File photo of Bangladesh Bank. Photo: TBS

The Bangladesh Bank has eased foreign currency retention rules for “Type B” and “Type C” industrial enterprises operating in specialised economic zones — including Export Processing Zones (EPZs), Private EPZs (PEPZs), Economic Zones (EZs) and High-Tech Parks (HTPs).

In a circular issued today, the central bank aligned the retention facilities of specialised zone exporters with those of non-specialised ones, removing earlier restrictions that reportedly created operational complexities.

Under the revised policy, banks can now allow zone enterprises to keep export proceeds in a back-to-back settlement pool in foreign currency (FC) until back-to-back import payments are made.

The retained amount may include both the back-to-back import settlement portion, and the local value-added portion. The latter can be held for up to 30 days to meet admissible FC obligations. Within this period, unutilised funds can be transferred to other banks to settle import liabilities of exporters or their subsidiaries/sister concerns in specialised zones.

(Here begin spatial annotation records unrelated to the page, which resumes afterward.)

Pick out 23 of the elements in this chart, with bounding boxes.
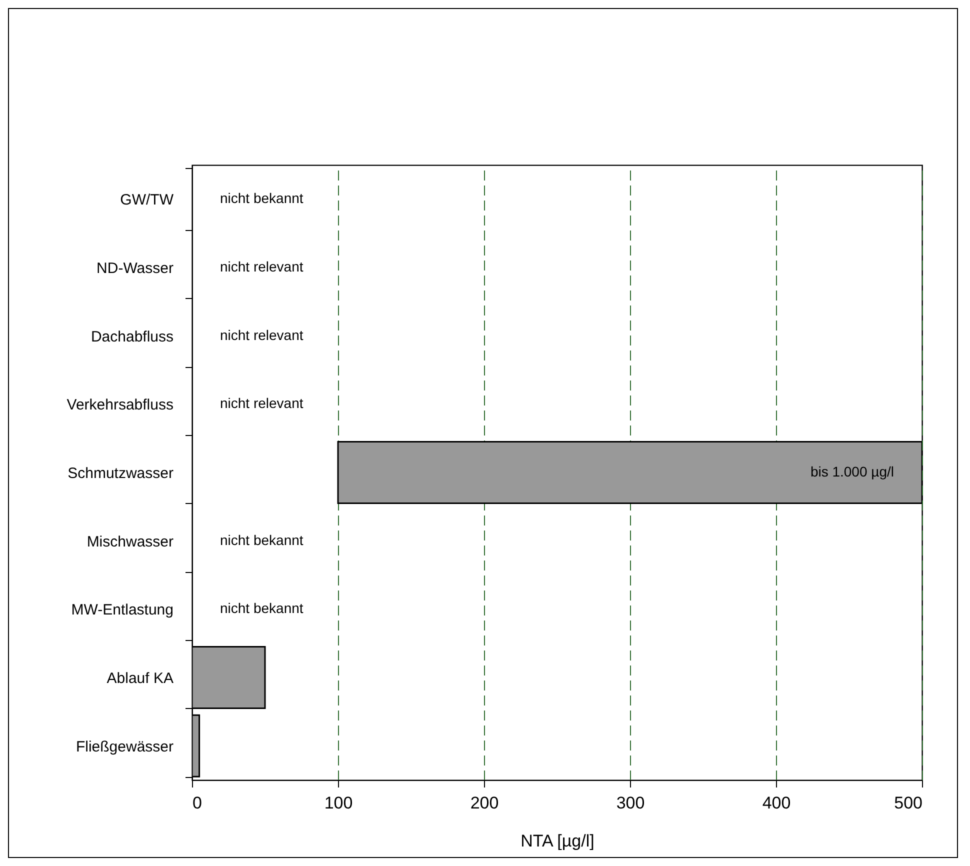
y-tick-label: ND-Wasser bbox=[96, 260, 174, 277]
text: nicht relevant bbox=[220, 326, 304, 343]
x-axis-title: NTA [µg/l] bbox=[520, 832, 594, 850]
x-tick-label: 0 bbox=[192, 794, 202, 812]
text: nicht relevant bbox=[220, 258, 304, 274]
x-tick-label: 500 bbox=[894, 794, 922, 812]
y-tick-label: Fließgewässer bbox=[76, 738, 174, 756]
x-tick-label: 200 bbox=[470, 794, 499, 812]
y-tick-label: Mischwasser bbox=[86, 533, 174, 550]
x-tick-label: 100 bbox=[324, 794, 353, 812]
y-tick-label: Dachabfluss bbox=[90, 328, 174, 346]
data-label: bis 1.000 µg/l bbox=[810, 464, 894, 480]
y-tick-label: GW/TW bbox=[120, 192, 174, 209]
text: nicht bekannt bbox=[220, 600, 304, 616]
y-tick-label: MW-Entlastung bbox=[71, 602, 174, 619]
text: nicht relevant bbox=[220, 395, 304, 412]
text: nicht bekannt bbox=[220, 190, 304, 206]
x-tick-label: 300 bbox=[616, 794, 645, 812]
x-tick-label: 400 bbox=[762, 794, 791, 812]
y-tick-label: Schmutzwasser bbox=[68, 465, 174, 482]
y-tick-label: Ablauf KA bbox=[106, 670, 174, 687]
text: nicht bekannt bbox=[220, 532, 304, 548]
y-tick-label: Verkehrsabfluss bbox=[66, 396, 174, 414]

After 30 days, any unused funds will be encashed into taka, with at least 20% [25% for the garments sector] of total repatriation converted before crediting the remaining balances to exporters’ FC accounts.

Exporters operating without back-to-back arrangements can also retain proceeds in FC for up to 30 days for permissible uses, including transfers to other banks for import payments of related enterprises in specialised zones. Any remaining balance after this period can be moved to exporters’ FC accounts, subject to the same encashment rules.

Industry insiders say that the move will ensure regulatory parity between specialised and non-specialised zones, improve operational efficiency, and strengthen foreign currency liquidity management.